While we do believe in the inspiration of Scripture, we do not believe in the "literal inerrancy" of Scripture.  We do believe in evolution; we do NOT believe in young earth creationism.  As my Systematic Theology professor in seminary liked to say, "The purpose of Systematic Theology is to attempt to make sense out of our faith without making nonsense out of everything else."  We believe in science.

From my observation, I can see two very broad categories of Christians:  Christians who believe in the Bible vs. Christians who believe in the God to whom the Bible points; Christians who believe in the Bible vs.

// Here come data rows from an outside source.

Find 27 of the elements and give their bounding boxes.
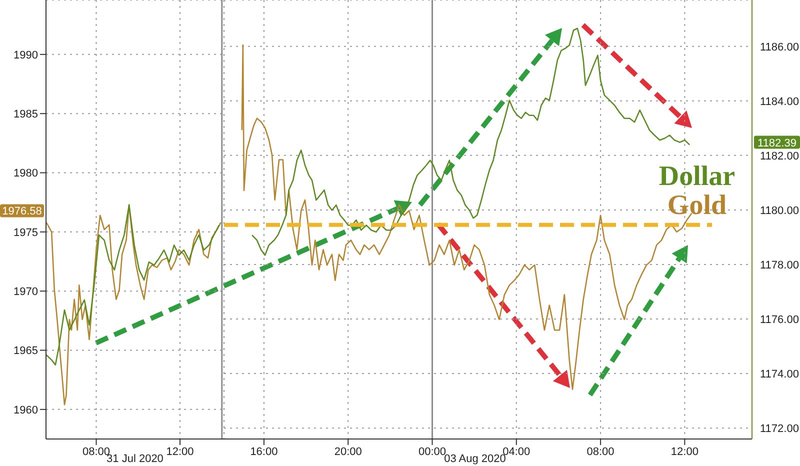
y-tick-label: 1990 [14,49,38,62]
y-tick-label: 1960 [14,404,38,416]
x-tick-label: 20:00 [334,446,362,458]
y-tick-label: 1965 [14,345,38,358]
text: 31 Jul 2020 [106,453,164,465]
y-tick-label: 1970 [14,286,38,298]
y-tick-label: 1975 [14,226,38,239]
y-tick-label: 1985 [14,108,38,120]
y-tick-label: 1980 [14,168,38,180]
text: 03 Aug 2020 [444,453,506,465]
y2-tick-label: 1182.00 [760,150,799,162]
text: 1182.39 [758,137,796,150]
text: 1976.58 [2,206,42,218]
y2-tick-label: 1186.00 [760,41,799,54]
x-tick-label: 16:00 [250,446,278,458]
x-tick-label: 12:00 [166,446,194,458]
series-label: Dollar [658,161,736,192]
y2-tick-label: 1174.00 [760,368,799,380]
y2-tick-label: 1184.00 [760,96,799,108]
x-tick-label: 12:00 [670,446,698,458]
y2-tick-label: 1176.00 [760,314,799,326]
y2-tick-label: 1178.00 [760,259,799,272]
line-series [46,204,222,406]
x-tick-label: 08:00 [586,446,614,458]
y2-tick-label: 1180.00 [760,204,799,217]
series-label: Gold [667,190,727,221]
y2-tick-label: 1172.00 [760,423,799,435]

Christians who believe in the Christ to whom the Gospels witness.  It's not the same thing.  There's a great difference between a Christianity whose starting point is belief in God vs. one whose starting point is belief in the Bible.  We Episcopalians do take the Bible very seriously, seriously enough to take it on its own terms, not trying to make the Bible into something that it is not, some sort of inerrant oracle.  We work hard to try to discern what is of divine origin and what is of human origen in the Bible.  It's not always easy; we don't always have an answer.  But "faith" means trust, and implies a willingness to take the next step even when we don't have an answer.  We don't presume to have all the answers, but we commit to trying to follow Christ in the way of love even when we don't really know what we're doing.  We trust in God's love even when we fail.